Hello,
I’m having issues specifying a stan model for a problem with multiple forms of censoring. When running our reliability experiment we add stress to the system in discrete pulses. We can assess whether something has experienced the survival event only after a pulse has ended. Every point y \sim Weibull(\alpha, \sigma whose event is "observed’ is interval censored between [floor(y), ceil(y)]. Additionally, some subjects survive the test and are right censored at test end. Here is my stan code.
functions {
real my_weibull_lcdf(real t, real alpha, real sigma) {
//required to avoid zero point during accumulation, see
//(https://discourse.mc-stan.org/t/
//interval-censored-data-fails-with-weibull-but-not-gamma/28780/3)
return log1m_exp(-pow(t / sigma, alpha));
}
}
data {
int<lower=0> N_intervals; //number of survival interval bins
array[N_intervals] int<lower=0> observed; //censoring codes,
//0 for interval, 1 for right
vector<lower=0>[N_intervals] low_bound; //lower bound of a bin
vector<lower=0>[N_intervals] high_bound;//upper bound of a bin
vector<lower=0>[N_intervals] N_cens; //num censors in a bin
int<lower=0> N_draws; //control posterior predictive draw count
}
parameters {
real<lower=0> alpha;
real<lower=0> sigma;
}
model {
//weak priors for testing
alpha ~ lognormal(0,1);
sigma ~ lognormal(0, 1);
//likelihood
for (n in 1:N_intervals) {
if (observed[n] == 0) { //interval censoring
target += N_cens[n] * log_diff_exp(
my_weibull_lcdf(high_bound[n] | alpha, sigma),
my_weibull_lcdf(low_bound[n] | alpha, sigma)
);
}
else if (observed[n] == 1) { //right censoring
target += N_cens[n] * weibull_lccdf(low_bound[n] | alpha, sigma);
}
}
}
generated quantities {
vector<lower=0>[N_draws] y_tilde;
for (n in 1:N_draws) {
y_tilde[n] = weibull_rng(alpha, sigma);
}
}
This works as I would hope; here is an example fitting some simulated data (here a test that ends at 10):
Where things go off the rails is when I have multiple right censoring times. An example of how this would be achieved in practice is a second measurement on the experimental probe; if a certain signal/noise threshold is breached, we no longer trust the results of our experiment. I want to right-censor this type of observation. In practice I achieve this in my simulation by randomly flipping the censor state of individual observations \sim Bernoulli(p)

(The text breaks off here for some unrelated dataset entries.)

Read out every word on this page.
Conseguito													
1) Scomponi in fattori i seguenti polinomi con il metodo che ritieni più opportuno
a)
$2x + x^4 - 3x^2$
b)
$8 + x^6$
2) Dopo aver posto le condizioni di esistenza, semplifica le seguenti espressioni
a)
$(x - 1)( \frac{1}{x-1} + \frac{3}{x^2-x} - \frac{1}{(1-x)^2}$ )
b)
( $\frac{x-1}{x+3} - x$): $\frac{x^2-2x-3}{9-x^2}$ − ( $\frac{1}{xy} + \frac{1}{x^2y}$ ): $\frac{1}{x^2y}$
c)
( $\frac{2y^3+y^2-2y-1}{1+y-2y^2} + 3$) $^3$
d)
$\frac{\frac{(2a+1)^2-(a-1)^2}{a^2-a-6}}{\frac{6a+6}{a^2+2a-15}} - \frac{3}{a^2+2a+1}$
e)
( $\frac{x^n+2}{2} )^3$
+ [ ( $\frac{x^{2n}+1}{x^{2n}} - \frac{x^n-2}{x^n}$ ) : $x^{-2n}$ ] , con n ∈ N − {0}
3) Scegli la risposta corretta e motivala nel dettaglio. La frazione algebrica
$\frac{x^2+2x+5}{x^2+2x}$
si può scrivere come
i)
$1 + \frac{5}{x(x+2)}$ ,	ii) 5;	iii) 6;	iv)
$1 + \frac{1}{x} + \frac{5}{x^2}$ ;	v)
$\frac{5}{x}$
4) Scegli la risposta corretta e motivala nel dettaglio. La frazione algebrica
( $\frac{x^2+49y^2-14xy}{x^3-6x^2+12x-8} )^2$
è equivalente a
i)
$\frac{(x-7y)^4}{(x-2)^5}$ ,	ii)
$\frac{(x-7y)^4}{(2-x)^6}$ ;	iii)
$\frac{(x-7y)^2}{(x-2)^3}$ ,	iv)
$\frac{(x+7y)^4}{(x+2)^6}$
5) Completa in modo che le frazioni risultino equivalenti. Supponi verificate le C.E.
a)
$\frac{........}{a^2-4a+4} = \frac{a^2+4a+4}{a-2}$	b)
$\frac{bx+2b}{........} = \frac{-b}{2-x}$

In particular, my expectation is that censoring more values this way should result in higher uncertainty estimating parameters in the Weibull but that the collection of realizations should broadly follow the uncensored simulated data. What I am seeing is that the posterior realizations rapidly diverge from observed data as I increase the rate at which data is censored:
This data can reproduce the p=0.6 plot:
p_0_6_right_censored.csv (221 Bytes)
Should I be expecting this? Am I missing something about how right censored data should affect the posterior? That the rate of right censoring affects the result this significantly suggests to me there is something I don’t understand in my model as written. Any help is appreciated!